Aujourd’hui, on a voulu se rendre au volcan Poas.  C’est supposé être un très beau volcan, mais auquel on peut accéder en voiture, jusqu’au sommet.  On prend alors la route la plus directe sans passer par San José (pour éviter le traffic).  C’est une route entre deux montagne, une vallée donc.  À un moment donné, on arrive à une sorte de pont en métal, le genre que construirait l’armée.  Une pancarte dit: « No Hay Paso ».  Alors bon, je passe quand même, mais plus on avance, et plus le chemin est boueux.  C’est comme si c’était un grand site de construction.  Il y a des gros camions, et des bulldozers.  Avant le pont, il y avait une espèce de village genre temporaire avec plein de maisons, toutes pareilles.  Probablement l’endroit où logent les ouvriers du chantier…

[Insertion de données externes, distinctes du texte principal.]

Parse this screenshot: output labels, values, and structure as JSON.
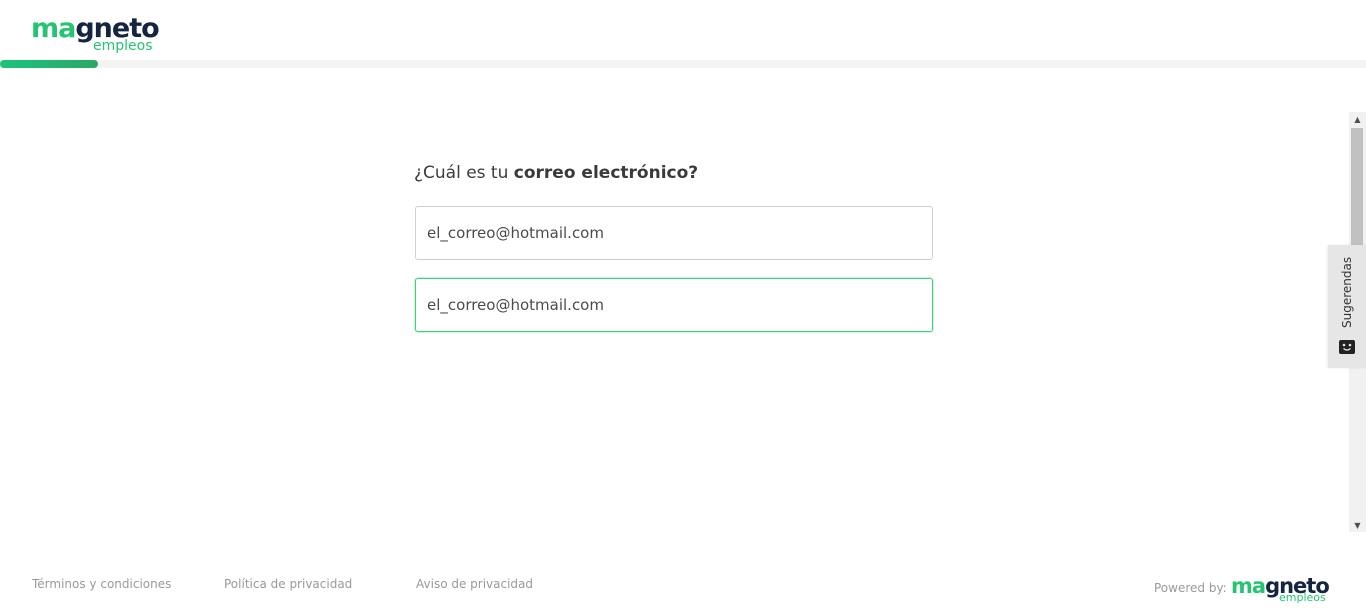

Plus on avance, plus la route est mauvaise.  Par endroit, on retrouve des bouts d’asphalte, mais on voit bien que ça vient d’être découvert par un bulldozer.  Par endroit, c’est comme si la chaussée avait été emportée, il en manque parfois jusqu’à la moitié.  Plus loin, il y a des maisons effondrées, et à moitié ensevelies, et c’est alors qu’on comprend ce qui s’est passé.  C’est les suites du tremblement de terre qu’il y a eu cet hiver.  Les maisons temporaires, c’est pas des ouvriers qui les habitent, mais bien des sinistrés.  Il est 17h30 et le chemin ne semble pas s’améliorer, et le comble, c’est qu’à cette altitude, nous sommes dans les nuages et on ne voit strictement rien.  C’est très dangereux parce qu’on ne voit rien et il commence à faire noir et qu’on ne peut voir les endroits où la route a été emportée.  Si on tombe dans un de ces trous, c’est la chute dans le précipice…

Pas d’autre choix que de rebrousser chemin.  On remonte donc jusqu’à San Miguel où on trouve des chalets à louer.  Le volcan Poas, ce sera pas pour aujourd’hui et même pas pour demain parce qu’il va falloir qu’on contourne toute la zone.  On va changer un peu l’ordre des choses qu’on va faire.